POINT TO PONDER:
Freedom isn't free.
STORYLINE - by Rajiv Shah:
In the spirit of Independence Day (July 4th) here in the United States, we have chosen to reflect on the topic of freedom. Specifically, if some birds are meant to be caged or let out to spread their wings on mighty winds. It seems we would all like to be free birds, gracefully riding on the wind to far off destinations, determined to chase the summer no matter how far we must go. For a lot of us, our summer is a picture enshrined as our laptop screen saver. Perhaps that is enough.
Which brings me to the story of Christopher McCandless – a bright, Emory educated, twenty-two year old. Christopher had graduated with a degree in history and anthropology. Christopher had done very well and was well supported by his upper-middle class family and friends. Given $47,000 as a present by a family friend for his post graduate law degree, Christopher was motivated by something else. The life his family had given him, and what he believed to be an “empty materialism” left him wanting something more, often to the bafflement of his parents and friends.
He had read Thoreau and Jack London while in college and dreamed of the open road, the wilderness, and more specifically, the Alaskan frontier. In May of 1990, Christopher donated $24,000 of that $47,000 gift to a hunger organization and hit the road. The goal was to live in solitude, in peace amongst the wilderness in which he could reflect and contemplate. He left without ever telling his family or friends where he was going, just hit the road and never looked back.

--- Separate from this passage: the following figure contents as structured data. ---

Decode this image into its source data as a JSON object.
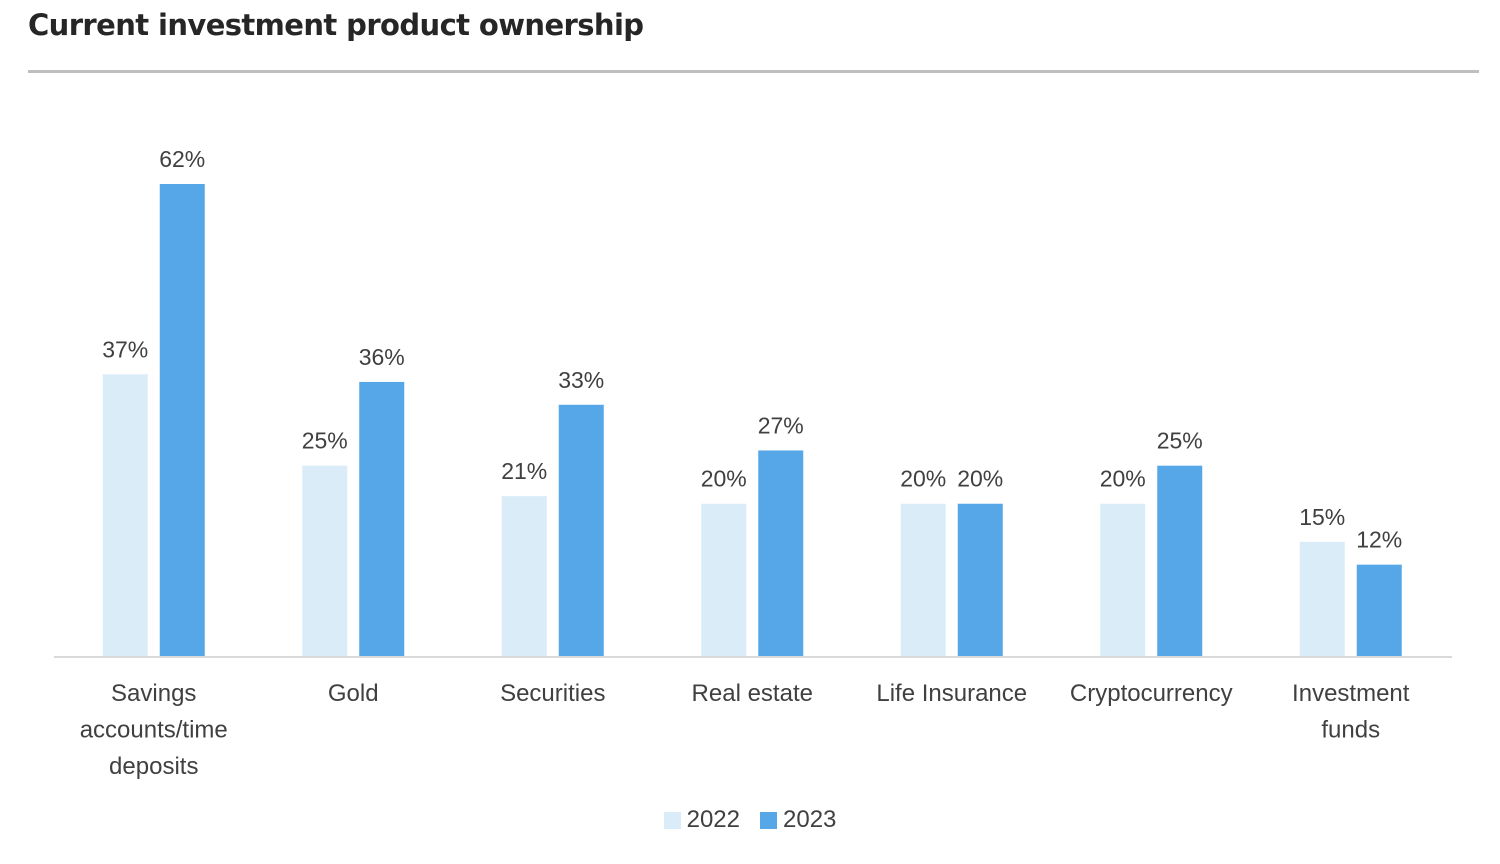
{
  "chart_data": {
    "type": "bar",
    "title": "Current investment product ownership",
    "categories": [
      "Savings accounts/time deposits",
      "Gold",
      "Securities",
      "Real estate",
      "Life Insurance",
      "Cryptocurrency",
      "Investment funds"
    ],
    "category_lines": [
      [
        "Savings",
        "accounts/time",
        "deposits"
      ],
      [
        "Gold"
      ],
      [
        "Securities"
      ],
      [
        "Real estate"
      ],
      [
        "Life Insurance"
      ],
      [
        "Cryptocurrency"
      ],
      [
        "Investment",
        "funds"
      ]
    ],
    "series": [
      {
        "name": "2022",
        "color": "#dbecf9",
        "values": [
          37,
          25,
          21,
          20,
          20,
          20,
          15
        ],
        "labels": [
          "37%",
          "25%",
          "21%",
          "20%",
          "20%",
          "20%",
          "15%"
        ]
      },
      {
        "name": "2023",
        "color": "#55a7e8",
        "values": [
          62,
          36,
          33,
          27,
          20,
          25,
          12
        ],
        "labels": [
          "62%",
          "36%",
          "33%",
          "27%",
          "20%",
          "25%",
          "12%"
        ]
      }
    ],
    "ylim": [
      0,
      62
    ],
    "grid": false,
    "legend_position": "bottom-center",
    "xlabel": "",
    "ylabel": ""
  }
}
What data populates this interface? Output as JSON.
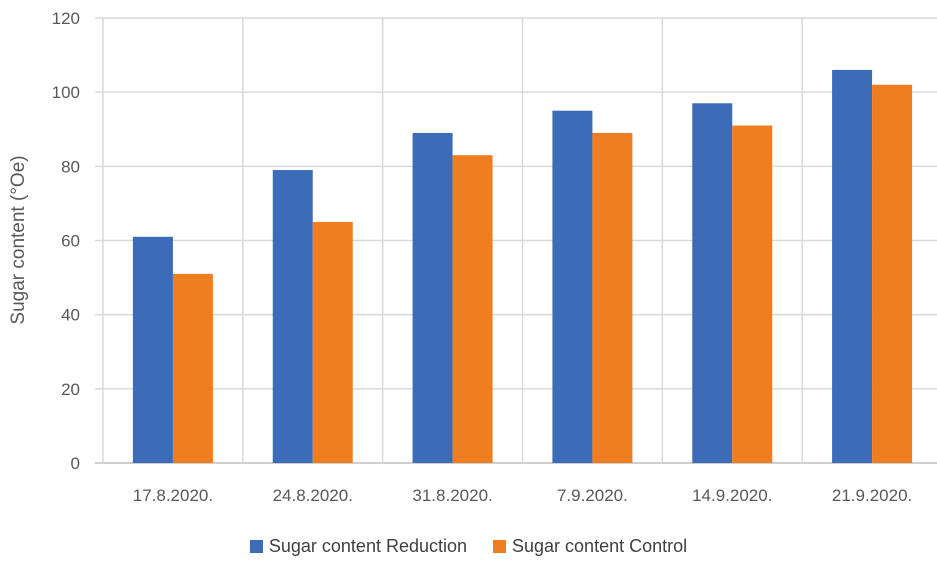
{
  "chart_data": {
    "type": "bar",
    "categories": [
      "17.8.2020.",
      "24.8.2020.",
      "31.8.2020.",
      "7.9.2020.",
      "14.9.2020.",
      "21.9.2020."
    ],
    "series": [
      {
        "name": "Sugar content Reduction",
        "values": [
          61,
          79,
          89,
          95,
          97,
          106
        ],
        "color": "#3c6bb8"
      },
      {
        "name": "Sugar content Control",
        "values": [
          51,
          65,
          83,
          89,
          91,
          102
        ],
        "color": "#ef7d22"
      }
    ],
    "ylabel": "Sugar content (°Oe)",
    "ylim": [
      0,
      120
    ],
    "yticks": [
      0,
      20,
      40,
      60,
      80,
      100,
      120
    ],
    "grid": true,
    "legend": "bottom"
  }
}
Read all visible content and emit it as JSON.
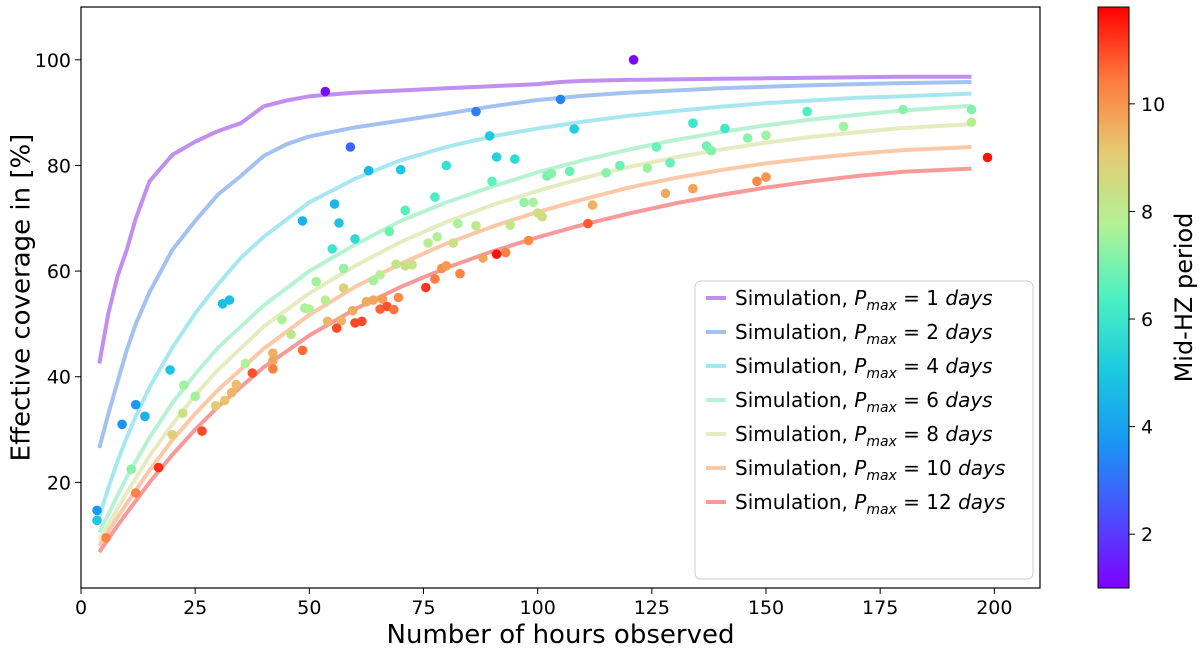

Along the way he journeyed across Arizona, California, and South Dakota. He kayaked successfully down the Colorado river and worked in a grain elevator. He relied on himself for his food – foraging, hunting, and sometimes accepting a meal from a kind stranger. He kept a journey of his travels often noting the beauty he encountered in the wild, subsisting on minimal supplies and the peace he found in solitude. It was lonely but peaceful and McCandless hitchhiked across Canada, finally arriving at the one place he always dreamed of, Alaska. It was in Fairbanks on April 28th, 1992 that he was last seen and Christopher disappeared deep into the remote wilderness of the unforgiving Alaskan terrain.
His body was found by a local hunter wrapped in a sleeping bag in an abandoned bus on September 6, 1992. He weighed 67 pounds. He had finally found the freedom and solitude he had been seeking. For his last known journal entry before his death, McCandless tore out a page from Louis L'Amour's memoir, “Education of a Wandering Man,” containing a poem by Robinson Jeffers titled, “Wise Men in their Bad Hours.” The poem read:
Death's a fierce meadowlark: but to die having made
Something more equal to centuries
Than muscle and bone, is mostly to shed weakness.
The mountains are dead stone, the people
Admire or hate their stature, their insolent quietness,
The mountains are not softened or troubled
And a few dead men's thoughts have the same temper.
On the other side of the page Christopher McCandless wrote: "I HAVE HAD A HAPPY LIFE AND THANK THE LORD. GOODBYE AND MAY GOD BLESS ALL!"
REFLECTION:
I wrote this article not so we could judge Christopher McCandless (though I'm positive it's almost impossible not to considering his death) but not to celebrate him either. For Christopher McCandless pursued his freedom and paid the price for it – with the very ideals that built this country, an ideal for a better way of life, his way of life, even though the road there was paved with hardship and ultimately, his demise.
If we are to live the life we want, to live in our own freedom, we must pay the price. The price is often heavy, for ourselves as well as the ones we love. Christopher McCandless was portrayed as a hero in the book and respective film about his life, “Into the Wild,” but he is also seen as a selfish and foolish one as well. It all depends on your outlook, your own values. So is it worth it? That depends on how you look at this story – as an account of a man living life on his own terms or as a man who met a haunting, tragic death.